Hide Forgot
Description of problem: If I cancel a job, I do not expect it to run later. However this is exactly what happens. I discovered this after canceling several thousand jobs in the queue. When I came back later, I looked at the list of jobs and saw that the number of canceled jobs was less than it was previously. I looked up the status of a job I *knew* I canceled, and now it is listed as "FINISHED". Version-Release number of selected component (if applicable): How reproducible: Always, though if your job queue is processed fast enough, it may be hard to cancel a job fast enough before it gets processed. Steps to Reproduce: 1. Create a job, for example refresh an owner's pools. Make note of the job id. 2. Cancel the job before it gets processed using the job id. The job status should be "CANCELED". 3. Wait for the job queue to catch up. If you retrieve the job details at the right times, the job status will switch to "RUNNING" and then to "FINISHED". Actual results: A canceled job will be processed. Expected results: A canceled job doesn't get processed, and remains cancelled
Hmm. On further evaluation, this is not as reproducible as I thought. Perhaps our Candlepin's quartz state was messed up enough that it was processing the canceled jobs. As it stands, my canceled jobs are now staying canceled, which is good. If the project maintainer wants to mark this bug as could not reproduce, I'm fine with that for now.
Do you have any more details on what caused the strange quartz state in this instance? For example, was there heavy load on the candlepin instance? Perhaps there were a lot of jobs created and cancelled quickly?

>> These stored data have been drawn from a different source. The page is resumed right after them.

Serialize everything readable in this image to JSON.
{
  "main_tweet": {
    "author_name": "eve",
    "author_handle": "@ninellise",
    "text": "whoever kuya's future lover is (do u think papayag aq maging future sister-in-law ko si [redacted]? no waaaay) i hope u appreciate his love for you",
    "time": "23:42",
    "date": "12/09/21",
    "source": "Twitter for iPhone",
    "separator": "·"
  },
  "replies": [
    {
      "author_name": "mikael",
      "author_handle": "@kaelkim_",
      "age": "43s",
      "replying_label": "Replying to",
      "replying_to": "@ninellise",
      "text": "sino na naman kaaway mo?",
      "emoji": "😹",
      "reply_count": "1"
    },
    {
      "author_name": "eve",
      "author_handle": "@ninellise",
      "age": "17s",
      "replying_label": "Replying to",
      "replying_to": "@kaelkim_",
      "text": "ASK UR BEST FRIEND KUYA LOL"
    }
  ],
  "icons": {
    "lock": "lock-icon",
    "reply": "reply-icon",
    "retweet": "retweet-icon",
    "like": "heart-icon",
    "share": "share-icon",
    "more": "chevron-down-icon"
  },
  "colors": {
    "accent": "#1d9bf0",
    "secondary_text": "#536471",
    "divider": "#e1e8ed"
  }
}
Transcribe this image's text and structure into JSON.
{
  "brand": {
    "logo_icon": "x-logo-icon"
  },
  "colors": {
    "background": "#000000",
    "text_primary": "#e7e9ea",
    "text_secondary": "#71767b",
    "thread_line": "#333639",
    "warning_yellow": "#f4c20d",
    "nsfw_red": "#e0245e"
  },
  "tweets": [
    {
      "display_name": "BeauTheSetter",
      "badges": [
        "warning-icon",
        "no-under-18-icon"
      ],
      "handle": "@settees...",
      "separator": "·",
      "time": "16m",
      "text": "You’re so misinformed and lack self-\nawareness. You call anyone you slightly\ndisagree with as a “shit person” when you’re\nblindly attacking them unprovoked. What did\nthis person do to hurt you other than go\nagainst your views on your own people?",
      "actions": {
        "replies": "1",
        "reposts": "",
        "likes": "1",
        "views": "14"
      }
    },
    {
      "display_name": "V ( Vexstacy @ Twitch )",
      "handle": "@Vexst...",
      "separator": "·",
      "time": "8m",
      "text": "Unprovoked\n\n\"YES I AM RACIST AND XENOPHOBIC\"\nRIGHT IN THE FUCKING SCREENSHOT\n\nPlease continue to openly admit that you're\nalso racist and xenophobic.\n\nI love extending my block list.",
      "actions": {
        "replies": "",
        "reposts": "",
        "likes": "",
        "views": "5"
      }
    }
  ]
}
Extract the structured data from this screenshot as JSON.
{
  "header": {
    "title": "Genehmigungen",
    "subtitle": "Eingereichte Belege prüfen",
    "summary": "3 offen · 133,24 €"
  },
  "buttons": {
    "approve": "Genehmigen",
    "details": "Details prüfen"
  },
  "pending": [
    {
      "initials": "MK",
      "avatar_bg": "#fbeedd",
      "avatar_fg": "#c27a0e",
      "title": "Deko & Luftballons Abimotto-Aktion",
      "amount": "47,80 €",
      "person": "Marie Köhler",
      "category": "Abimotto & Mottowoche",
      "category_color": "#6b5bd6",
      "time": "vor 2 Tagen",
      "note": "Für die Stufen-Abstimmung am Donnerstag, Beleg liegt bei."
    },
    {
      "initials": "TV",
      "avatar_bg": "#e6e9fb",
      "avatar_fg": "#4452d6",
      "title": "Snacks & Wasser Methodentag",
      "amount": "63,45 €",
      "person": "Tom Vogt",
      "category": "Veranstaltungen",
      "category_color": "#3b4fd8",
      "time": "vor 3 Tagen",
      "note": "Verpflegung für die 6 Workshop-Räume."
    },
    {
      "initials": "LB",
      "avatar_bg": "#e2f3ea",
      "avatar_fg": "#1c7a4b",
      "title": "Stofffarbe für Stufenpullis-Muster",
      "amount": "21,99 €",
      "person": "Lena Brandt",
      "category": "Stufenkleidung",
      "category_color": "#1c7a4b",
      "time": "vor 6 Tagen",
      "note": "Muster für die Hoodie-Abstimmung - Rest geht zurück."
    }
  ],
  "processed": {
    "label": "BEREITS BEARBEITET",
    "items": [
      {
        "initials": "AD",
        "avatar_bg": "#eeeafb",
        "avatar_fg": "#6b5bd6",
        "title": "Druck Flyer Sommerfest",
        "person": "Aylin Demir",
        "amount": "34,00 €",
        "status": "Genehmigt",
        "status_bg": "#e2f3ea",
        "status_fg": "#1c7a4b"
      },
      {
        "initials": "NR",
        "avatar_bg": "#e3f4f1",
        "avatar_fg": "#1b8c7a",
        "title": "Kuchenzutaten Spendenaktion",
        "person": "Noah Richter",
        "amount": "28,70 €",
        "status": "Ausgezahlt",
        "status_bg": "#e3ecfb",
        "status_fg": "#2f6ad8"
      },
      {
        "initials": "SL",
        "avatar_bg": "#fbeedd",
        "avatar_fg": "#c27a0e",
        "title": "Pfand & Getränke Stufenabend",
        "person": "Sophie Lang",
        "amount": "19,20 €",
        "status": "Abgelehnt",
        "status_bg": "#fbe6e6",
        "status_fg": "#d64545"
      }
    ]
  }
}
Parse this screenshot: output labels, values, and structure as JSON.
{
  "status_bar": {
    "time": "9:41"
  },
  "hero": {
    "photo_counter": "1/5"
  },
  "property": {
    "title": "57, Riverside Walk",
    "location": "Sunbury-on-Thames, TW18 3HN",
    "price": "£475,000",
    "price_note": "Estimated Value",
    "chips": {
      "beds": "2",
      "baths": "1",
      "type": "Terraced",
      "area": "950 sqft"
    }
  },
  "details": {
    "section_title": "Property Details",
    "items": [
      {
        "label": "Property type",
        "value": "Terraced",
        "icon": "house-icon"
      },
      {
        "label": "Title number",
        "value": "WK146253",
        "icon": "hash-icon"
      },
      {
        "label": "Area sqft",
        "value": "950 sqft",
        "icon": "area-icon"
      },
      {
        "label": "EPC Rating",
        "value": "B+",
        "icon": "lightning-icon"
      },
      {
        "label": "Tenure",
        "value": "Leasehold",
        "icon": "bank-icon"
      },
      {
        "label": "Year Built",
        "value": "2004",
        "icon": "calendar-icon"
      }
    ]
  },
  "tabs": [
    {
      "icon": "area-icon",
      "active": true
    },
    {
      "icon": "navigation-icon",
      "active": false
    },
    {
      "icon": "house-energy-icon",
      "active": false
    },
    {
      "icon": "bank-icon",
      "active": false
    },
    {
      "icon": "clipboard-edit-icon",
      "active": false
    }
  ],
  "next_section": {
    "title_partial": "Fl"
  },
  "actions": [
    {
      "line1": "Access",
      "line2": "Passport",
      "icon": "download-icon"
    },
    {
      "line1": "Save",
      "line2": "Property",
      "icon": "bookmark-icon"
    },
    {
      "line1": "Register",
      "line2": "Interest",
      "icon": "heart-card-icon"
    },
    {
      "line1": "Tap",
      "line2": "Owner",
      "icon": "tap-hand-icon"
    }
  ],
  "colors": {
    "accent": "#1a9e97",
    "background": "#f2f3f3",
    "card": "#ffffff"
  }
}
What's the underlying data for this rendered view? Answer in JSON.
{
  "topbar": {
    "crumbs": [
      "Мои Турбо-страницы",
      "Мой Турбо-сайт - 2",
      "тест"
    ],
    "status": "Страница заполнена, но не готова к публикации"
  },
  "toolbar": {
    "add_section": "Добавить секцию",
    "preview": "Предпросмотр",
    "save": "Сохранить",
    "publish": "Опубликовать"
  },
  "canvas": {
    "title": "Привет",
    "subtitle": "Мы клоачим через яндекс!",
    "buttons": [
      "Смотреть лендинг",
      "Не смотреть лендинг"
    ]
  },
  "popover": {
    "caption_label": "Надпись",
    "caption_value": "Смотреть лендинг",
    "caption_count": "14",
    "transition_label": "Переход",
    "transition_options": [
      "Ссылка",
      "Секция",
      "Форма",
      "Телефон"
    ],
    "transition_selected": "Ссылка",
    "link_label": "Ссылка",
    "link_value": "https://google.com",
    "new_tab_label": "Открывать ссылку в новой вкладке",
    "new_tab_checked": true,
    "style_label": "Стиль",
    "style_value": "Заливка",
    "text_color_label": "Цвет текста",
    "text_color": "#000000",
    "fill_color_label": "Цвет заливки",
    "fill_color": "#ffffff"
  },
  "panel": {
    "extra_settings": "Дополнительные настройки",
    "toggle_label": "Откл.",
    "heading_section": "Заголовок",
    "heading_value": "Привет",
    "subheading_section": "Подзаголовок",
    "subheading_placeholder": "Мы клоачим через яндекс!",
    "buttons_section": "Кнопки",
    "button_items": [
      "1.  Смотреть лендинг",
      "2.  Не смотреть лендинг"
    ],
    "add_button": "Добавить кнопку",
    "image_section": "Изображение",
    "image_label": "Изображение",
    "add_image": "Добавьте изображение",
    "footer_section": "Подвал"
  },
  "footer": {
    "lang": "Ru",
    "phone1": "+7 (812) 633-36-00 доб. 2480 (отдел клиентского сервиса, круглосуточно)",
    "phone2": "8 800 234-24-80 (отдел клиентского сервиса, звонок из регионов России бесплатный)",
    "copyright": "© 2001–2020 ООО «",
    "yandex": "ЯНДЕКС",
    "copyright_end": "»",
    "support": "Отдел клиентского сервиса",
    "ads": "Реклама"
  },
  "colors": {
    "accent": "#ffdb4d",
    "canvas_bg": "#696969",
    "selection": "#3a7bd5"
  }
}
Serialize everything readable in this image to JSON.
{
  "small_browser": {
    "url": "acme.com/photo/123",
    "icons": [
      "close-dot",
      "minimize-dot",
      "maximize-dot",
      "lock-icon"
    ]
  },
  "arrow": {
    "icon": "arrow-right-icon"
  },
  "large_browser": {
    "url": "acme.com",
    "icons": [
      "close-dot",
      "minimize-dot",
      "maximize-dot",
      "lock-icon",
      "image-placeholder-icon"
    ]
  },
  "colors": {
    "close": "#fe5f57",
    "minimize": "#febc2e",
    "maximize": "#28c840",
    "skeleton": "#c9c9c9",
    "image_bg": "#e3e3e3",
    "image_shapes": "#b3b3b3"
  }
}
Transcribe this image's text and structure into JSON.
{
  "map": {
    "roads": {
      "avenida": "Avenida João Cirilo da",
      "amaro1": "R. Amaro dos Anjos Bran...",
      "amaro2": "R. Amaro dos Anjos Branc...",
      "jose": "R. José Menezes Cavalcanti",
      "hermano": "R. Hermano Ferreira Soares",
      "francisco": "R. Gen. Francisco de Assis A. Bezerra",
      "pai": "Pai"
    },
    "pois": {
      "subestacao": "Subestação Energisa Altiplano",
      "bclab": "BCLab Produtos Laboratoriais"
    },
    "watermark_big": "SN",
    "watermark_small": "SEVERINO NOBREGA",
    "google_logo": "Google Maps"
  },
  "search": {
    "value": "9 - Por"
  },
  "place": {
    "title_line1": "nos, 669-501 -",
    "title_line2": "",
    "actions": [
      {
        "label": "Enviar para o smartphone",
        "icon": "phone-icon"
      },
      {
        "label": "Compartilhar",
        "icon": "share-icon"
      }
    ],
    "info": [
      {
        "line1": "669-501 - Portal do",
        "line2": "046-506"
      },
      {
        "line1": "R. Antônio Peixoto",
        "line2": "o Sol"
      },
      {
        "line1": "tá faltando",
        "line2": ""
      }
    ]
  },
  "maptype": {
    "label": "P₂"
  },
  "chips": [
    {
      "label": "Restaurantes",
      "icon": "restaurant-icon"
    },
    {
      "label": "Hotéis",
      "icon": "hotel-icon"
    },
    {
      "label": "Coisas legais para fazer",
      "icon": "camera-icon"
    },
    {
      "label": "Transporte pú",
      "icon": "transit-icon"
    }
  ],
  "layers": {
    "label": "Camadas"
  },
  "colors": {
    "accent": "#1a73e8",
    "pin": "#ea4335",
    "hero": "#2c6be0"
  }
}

This came about because none of the tasks (or at least it seemed like it) were getting processed. Querying the database directly, we saw that several jobs were executing, but never seemed to get finished. Meanwhile, there were 6000+ jobs that were waiting to run, many that were over a week old. Unfortunately it's a bit of a mystery as to why it got backed up the way it did. I have a (weak) theory that a few orgs (with many subscriptions and consumers) had refresh pools tasks that clogged up the works, but that's a shot in the dark. What I ended up doing was canceling those several thousand jobs. Eventually, we reset tomcat so that we could enable some advanced logging on the app and in quartz, and then the queue started getting processed... including the canceled ones. Thankfully they all processed fast enough that the queue emptied in a matter of hours.
I'm inclined to close this without a reproducer. With no easy way to reproduce, there's not much we can do here. I am curious though: which environment was this in (if it was a dev environment, I'm less concerned).
Since this was a non-prod environment, I'm closing for now. Feel free to reopen if you see this again, or if you come up with a reproducer.